In healthy persons this bacteria can go unnoticed in the gut.  But when antibiotics are taken to kill harmful bacteria, the helpful bacteria, or gut flora, are destroyed.  This leaves the body susceptible to rampant takeover by bacteria that can now become deadly.  In essence, we need some of our germs to help maintain balance and keep harmful germs in check.

Bomers said the motivation for training a dog to detect C. difficile came when it occurred to her that humans can smell out this bacteria, and if humans can, dogs should have no problem.

“I was discussing a patient who had diarrhea and wondering if it could be caused by C. diff, and one of the nurses said it smells like it could be caused by C. diff,” Bomers said.  “So, that made us think if humans can distinguish the smell, and detection dogs have a far superior sense of smell – maybe they can be trained to identify the sense of smell of C. diff.”

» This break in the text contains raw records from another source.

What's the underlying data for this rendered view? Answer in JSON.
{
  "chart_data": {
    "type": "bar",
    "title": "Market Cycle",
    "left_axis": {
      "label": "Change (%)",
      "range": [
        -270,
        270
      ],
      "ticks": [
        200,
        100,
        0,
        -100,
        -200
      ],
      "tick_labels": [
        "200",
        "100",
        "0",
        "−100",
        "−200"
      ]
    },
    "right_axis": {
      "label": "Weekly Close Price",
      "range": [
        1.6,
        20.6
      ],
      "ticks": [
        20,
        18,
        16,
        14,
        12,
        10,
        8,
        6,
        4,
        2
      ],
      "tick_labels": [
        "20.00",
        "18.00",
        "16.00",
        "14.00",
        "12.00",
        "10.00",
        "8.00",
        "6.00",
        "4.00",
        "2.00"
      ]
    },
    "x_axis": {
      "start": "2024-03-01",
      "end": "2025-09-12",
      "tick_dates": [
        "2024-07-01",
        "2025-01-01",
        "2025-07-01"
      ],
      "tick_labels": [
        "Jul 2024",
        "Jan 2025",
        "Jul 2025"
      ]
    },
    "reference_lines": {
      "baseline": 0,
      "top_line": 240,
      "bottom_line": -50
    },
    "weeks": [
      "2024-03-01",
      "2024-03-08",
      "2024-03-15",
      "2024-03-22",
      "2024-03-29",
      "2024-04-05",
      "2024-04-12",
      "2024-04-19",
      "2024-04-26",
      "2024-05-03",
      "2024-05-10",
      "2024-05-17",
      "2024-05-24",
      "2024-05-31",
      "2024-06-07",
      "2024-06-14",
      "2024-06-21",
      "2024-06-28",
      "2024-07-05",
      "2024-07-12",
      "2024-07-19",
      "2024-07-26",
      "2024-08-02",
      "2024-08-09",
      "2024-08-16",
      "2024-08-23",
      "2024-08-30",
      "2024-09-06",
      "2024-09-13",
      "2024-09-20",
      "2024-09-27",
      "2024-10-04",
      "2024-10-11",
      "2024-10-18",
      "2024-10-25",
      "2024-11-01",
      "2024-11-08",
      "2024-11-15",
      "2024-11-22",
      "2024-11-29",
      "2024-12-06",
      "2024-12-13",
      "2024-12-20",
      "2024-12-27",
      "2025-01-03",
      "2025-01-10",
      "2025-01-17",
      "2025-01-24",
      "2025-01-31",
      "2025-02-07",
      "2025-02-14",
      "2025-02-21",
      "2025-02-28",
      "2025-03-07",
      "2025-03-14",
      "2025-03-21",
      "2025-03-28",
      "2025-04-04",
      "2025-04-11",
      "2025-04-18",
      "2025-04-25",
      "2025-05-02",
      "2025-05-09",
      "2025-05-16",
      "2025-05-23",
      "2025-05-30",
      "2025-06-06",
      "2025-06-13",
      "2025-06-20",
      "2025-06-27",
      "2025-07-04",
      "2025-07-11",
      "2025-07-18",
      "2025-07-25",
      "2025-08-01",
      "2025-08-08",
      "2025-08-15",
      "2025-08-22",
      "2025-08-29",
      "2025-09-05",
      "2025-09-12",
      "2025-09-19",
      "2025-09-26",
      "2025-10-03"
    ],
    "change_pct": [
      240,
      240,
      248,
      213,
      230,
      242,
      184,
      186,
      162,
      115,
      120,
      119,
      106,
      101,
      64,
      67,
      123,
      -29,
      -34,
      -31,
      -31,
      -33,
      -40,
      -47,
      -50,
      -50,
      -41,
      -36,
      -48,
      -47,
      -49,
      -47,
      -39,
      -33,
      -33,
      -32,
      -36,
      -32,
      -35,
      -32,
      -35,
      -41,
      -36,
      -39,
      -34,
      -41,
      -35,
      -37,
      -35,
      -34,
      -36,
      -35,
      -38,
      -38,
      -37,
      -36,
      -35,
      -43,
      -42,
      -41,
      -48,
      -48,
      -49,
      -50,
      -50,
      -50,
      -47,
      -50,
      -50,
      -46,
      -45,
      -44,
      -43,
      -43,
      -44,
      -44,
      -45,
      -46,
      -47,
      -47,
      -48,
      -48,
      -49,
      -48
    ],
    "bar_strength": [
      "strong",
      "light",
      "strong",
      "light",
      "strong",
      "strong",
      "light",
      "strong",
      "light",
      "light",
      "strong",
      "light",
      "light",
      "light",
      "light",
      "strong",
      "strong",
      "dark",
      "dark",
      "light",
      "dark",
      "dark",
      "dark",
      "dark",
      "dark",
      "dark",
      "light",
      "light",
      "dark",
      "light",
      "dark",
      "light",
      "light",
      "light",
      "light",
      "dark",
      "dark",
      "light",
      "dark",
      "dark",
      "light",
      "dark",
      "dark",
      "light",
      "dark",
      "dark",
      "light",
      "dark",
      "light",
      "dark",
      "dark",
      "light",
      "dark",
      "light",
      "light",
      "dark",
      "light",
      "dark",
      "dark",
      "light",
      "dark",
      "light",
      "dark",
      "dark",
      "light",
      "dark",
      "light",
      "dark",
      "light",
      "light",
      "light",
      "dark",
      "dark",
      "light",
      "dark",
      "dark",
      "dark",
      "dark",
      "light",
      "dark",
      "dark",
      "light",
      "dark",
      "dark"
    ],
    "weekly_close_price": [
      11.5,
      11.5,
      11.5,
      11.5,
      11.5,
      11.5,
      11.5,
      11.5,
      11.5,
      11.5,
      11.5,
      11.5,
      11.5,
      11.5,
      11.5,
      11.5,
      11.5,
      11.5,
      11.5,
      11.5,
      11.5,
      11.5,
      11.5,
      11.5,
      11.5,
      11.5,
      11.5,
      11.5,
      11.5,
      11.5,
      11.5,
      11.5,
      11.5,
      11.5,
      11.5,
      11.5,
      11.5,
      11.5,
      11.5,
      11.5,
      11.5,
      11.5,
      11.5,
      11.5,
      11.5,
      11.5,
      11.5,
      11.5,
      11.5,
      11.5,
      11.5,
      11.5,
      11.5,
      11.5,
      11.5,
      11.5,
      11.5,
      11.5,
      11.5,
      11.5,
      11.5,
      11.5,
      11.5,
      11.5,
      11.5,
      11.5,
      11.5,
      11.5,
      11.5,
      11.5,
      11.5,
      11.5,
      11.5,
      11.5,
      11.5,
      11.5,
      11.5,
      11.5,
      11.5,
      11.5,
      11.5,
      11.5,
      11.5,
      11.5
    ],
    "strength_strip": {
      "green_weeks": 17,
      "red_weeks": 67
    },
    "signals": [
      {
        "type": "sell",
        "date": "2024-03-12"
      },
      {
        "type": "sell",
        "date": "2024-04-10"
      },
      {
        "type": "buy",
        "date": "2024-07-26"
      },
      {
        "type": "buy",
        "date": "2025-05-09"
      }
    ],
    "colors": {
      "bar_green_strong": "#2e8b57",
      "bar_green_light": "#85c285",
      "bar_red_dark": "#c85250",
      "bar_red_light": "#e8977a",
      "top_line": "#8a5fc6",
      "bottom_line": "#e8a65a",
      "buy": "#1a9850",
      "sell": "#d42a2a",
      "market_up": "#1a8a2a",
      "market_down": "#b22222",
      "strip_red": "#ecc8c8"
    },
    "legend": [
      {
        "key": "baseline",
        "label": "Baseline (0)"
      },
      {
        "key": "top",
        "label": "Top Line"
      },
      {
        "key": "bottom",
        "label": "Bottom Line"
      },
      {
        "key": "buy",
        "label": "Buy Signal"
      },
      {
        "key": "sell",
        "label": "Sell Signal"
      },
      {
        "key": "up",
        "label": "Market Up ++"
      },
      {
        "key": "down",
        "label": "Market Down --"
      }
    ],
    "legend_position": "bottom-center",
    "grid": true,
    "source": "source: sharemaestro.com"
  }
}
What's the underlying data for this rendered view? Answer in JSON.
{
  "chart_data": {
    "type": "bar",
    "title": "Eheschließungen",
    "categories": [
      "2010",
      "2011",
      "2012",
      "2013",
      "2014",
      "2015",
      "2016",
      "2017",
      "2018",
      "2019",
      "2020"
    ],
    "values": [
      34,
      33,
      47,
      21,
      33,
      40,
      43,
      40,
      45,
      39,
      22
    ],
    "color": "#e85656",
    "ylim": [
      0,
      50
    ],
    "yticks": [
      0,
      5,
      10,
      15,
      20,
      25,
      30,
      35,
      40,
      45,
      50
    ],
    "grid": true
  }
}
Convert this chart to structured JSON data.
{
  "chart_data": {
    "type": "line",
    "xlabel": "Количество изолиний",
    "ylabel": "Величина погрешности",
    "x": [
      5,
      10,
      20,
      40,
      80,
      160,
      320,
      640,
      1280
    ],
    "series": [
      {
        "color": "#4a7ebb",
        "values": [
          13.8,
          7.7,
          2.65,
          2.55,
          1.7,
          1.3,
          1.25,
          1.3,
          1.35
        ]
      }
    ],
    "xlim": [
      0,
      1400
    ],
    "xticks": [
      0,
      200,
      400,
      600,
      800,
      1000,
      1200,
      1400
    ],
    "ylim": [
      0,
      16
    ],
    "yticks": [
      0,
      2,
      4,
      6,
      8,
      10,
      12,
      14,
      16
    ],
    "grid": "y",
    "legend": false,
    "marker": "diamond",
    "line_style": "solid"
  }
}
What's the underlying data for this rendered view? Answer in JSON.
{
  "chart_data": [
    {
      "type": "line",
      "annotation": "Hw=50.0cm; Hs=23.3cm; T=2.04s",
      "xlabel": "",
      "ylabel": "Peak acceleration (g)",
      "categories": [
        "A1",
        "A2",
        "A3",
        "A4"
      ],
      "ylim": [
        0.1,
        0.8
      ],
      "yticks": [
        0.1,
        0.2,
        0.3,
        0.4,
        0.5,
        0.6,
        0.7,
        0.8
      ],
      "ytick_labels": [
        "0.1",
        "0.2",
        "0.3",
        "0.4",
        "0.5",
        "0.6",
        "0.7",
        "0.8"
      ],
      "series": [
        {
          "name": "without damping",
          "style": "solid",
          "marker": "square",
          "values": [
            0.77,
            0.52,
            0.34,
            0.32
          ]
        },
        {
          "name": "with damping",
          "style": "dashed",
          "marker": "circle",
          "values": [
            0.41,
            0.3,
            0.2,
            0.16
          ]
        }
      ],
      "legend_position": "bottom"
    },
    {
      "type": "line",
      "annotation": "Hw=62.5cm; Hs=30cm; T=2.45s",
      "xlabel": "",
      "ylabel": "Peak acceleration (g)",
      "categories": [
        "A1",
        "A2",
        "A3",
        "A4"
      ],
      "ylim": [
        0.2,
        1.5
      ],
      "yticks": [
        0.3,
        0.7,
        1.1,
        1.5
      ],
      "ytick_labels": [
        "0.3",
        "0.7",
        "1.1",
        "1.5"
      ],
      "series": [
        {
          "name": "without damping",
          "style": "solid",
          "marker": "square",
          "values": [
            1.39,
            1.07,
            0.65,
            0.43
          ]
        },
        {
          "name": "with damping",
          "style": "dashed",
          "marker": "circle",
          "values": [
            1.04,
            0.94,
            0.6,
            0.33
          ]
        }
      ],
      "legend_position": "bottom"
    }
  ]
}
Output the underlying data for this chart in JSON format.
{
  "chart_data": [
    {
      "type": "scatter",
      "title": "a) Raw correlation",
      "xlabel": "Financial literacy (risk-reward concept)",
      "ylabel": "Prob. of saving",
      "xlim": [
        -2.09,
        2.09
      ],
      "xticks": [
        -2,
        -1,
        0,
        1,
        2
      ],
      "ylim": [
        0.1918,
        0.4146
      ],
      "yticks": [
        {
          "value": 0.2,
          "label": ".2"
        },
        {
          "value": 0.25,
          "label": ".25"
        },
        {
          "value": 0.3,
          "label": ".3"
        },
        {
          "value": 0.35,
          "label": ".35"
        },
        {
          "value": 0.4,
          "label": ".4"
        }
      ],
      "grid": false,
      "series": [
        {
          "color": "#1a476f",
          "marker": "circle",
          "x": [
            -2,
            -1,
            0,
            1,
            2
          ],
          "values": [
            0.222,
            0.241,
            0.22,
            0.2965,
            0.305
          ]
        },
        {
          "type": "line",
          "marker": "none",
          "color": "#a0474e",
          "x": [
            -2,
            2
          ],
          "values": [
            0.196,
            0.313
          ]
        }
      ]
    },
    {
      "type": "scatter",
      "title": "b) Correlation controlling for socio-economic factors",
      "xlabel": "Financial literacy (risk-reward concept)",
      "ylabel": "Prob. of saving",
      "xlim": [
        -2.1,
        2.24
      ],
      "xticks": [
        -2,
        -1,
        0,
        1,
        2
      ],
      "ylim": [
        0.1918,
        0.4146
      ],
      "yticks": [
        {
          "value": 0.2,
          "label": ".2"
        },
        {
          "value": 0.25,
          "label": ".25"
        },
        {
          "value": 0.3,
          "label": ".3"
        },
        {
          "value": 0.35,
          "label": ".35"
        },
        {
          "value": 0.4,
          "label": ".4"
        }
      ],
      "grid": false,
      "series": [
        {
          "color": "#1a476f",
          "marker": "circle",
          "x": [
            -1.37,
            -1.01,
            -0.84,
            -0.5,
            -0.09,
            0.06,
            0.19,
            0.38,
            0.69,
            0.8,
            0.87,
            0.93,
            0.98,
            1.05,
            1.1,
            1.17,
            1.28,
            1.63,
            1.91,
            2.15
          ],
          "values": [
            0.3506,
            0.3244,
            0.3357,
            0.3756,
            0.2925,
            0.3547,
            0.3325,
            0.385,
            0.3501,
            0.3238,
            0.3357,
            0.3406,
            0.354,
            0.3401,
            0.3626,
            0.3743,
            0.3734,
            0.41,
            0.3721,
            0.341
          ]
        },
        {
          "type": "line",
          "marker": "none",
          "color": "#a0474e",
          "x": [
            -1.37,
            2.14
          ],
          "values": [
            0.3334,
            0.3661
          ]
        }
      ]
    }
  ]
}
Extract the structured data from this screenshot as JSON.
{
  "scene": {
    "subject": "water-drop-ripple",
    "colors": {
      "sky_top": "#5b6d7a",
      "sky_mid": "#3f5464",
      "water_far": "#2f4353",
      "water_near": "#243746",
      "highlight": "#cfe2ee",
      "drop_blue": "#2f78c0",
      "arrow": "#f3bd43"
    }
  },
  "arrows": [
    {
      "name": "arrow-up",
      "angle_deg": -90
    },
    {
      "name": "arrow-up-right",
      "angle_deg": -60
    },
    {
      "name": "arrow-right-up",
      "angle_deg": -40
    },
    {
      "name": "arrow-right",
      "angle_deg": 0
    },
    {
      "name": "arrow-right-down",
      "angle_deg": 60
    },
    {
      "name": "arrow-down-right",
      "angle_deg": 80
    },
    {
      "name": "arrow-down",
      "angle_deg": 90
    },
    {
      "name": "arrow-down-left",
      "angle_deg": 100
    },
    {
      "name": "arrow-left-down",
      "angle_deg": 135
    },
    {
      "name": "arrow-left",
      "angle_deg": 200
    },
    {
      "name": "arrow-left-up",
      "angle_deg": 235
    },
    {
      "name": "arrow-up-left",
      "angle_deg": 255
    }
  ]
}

Bomers came to meet Hotsche Luik, a psychologist who became an animal trainer.  Luik had trained police dogs, and decided she would try using her own dog for this project.

“It’s a known system of conditioning,” Luik said.  “The value of the smell – we made it important and fun for him.  First, we used lots of smells where I could almost smell it, and that was easy for him to find.  Then it became more fun and a challenge to find it.”

From petri dishes to the woods, Cliff steadily improved.  After just two months Cliff was given 50 stool samples testing positive for C. difficile, and 50 negative samples.  He correctly identified all 50 of the positive samples, and 47 of the 50 negative samples.

At six months, Cliff seemed ready to put his sniffer to the test.  Using real patients, he was able to identify 25 of 30 patients who did have the bacteria, an accuracy of 83 percent, and he identified 265 of 270 patients who did not have the bacteria, with an accuracy of 98 percent.

C. difficile affects about 14,000 people each year in the US, and with the help of super-sniffers like Cliff, perhaps that number could be reduced.

“At the moment, I can’t take it any further here,” Bomers said.  “I’d have to go elsewhere and see where it goes… But if there are hospitals or areas with high C. diff incidence, this could really help lower that.”